The auditreduce command merges audit records from one or more input audit files. You would usually enter this command from the machine on which all the audit trail files for the entire distributed system are mounted.
Without options, auditreduce merges the entire audit trail (all of the audit files in all of the subdirectories in the audit /etc/security/audit directory) and sends the merged file to standard output.
The praudit command, described in "Using praudit" makes the records human-readable.
These are some of the capabilities provided by options to the auditreduce command:
Giving output containing audit records generated only by certain audit flags
Showing audit records generated by one particular user
Collecting audit records generated on specific dates
When multiple machines running Solaris BSM are administered as part of a distributed system, each machine performs auditable events, and each machine writes audit records to its own machine-specific audit file. This simplifies software and is robust in the face of machine failures.
The auditreduce command makes the job of maintaining the whole audit trail practical. Using auditreduce (or shell scripts you write yourself to provide a higher-level interface), you can read the logical combination of all audit files in the system as a single audit trail, without regard to how the records were generated or where they are stored.
The auditreduce program operates on the audit records produced by the audit daemon. Records from one or more audit files are selected and merged into a single, chronologically ordered output file.
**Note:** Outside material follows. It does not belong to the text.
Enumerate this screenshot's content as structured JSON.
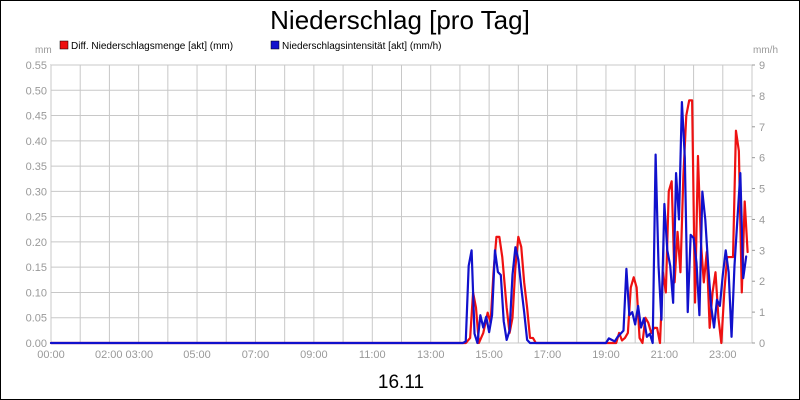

The merging and selecting functions of auditreduce are logically independent. auditreduce selects messages from the input files as the records are read, before the files are merged and written to disk. Refer to the auditreduce(1M) man page.
This section describes a few common uses of auditreduce to analyze and manage data.
To display the whole audit trail at once, pipe the output of auditreduce into praudit.
#auditreduce | praudit |
With a pipe to lp, the output goes to the printer.
# auditreduce | praudit | lp |
In the following example, the system administrator checks to see when a user named fred logged in and logged out on April 13, 1990, by requesting the lo event class. The short-form date is in the form yymmdd. (The long form is described in the auditreduce(1M) man page.)
# auditreduce -d 900413 -u fred -c lo | praudit |
In this example, login/logout messages for a particular day are summarized in a file. The target file is written in a directory other than the normal audit root.
# auditreduce -c lo -d 870413 -O /usr/audit_summary/logins |
The -O option creates an audit file with 14-character timestamps for both start-time and end-time, and the suffix logins:
/usr/audit_summary/19870413000000.19870413235959.logins |
Occasionally, if an audit daemon dies while its audit file is still open, or a server becomes inaccessible and forces the machine to switch to a new server, an audit file remains in which the end-time in the file name remains the string not_terminated, even though the file is no longer used for audit records. When such a file is found, you can manually verify that the file is no longer in use and clean it up by specifying the name of the file with the correct options.
# auditreduce -O machine 19870413120429.not_terminated.machine |
This creates a new audit file with the correct name (both time stamps), the correct suffix (machine, explicitly specified), and copies all the messages into it.
auditreduce has many additional options described in the man page. Notice that the uppercase options select operations or parameters for files, and the lowercase options select parameters for records. This subsection shows how to utilize two more useful options.
The date-time options -b and -a allow you to specify records before or after a particular day and time. A day begins at yyyymmdd00:00:00 and ends at yyyymmdd23:59:59. The six parameters of a day are: year, month, day, hour, minute, and second. The digits (19) of the year are assumed and need not be specified.
If -a is not specified, auditreduce defaults to 00:00:00, January 1, 1970. If -b is not specified, auditreduce defaults to the current time of day (GMT). The -d option selects a particular 24-hour period, as shown in "How to Copy Login/Logout Messages to a Single File".
The auditreduce -a command with the date shown in the following screen example sends all audit records created after midnight on July 15, 1991, to praudit.
# auditreduce -a 91071500:00:00 | praudit |
The auditreduce -b command with the same date shown above sends all audit records created before midnight on July 15, 1991 to praudit.
# auditreduce -b 91071500:00:00 | praudit |
The message type selection for auditreduce (-m option) accepts either numeric message identifiers or AUE_xxxxx codes. auditreduce rejects an incorrect format, but does not describe the correct format.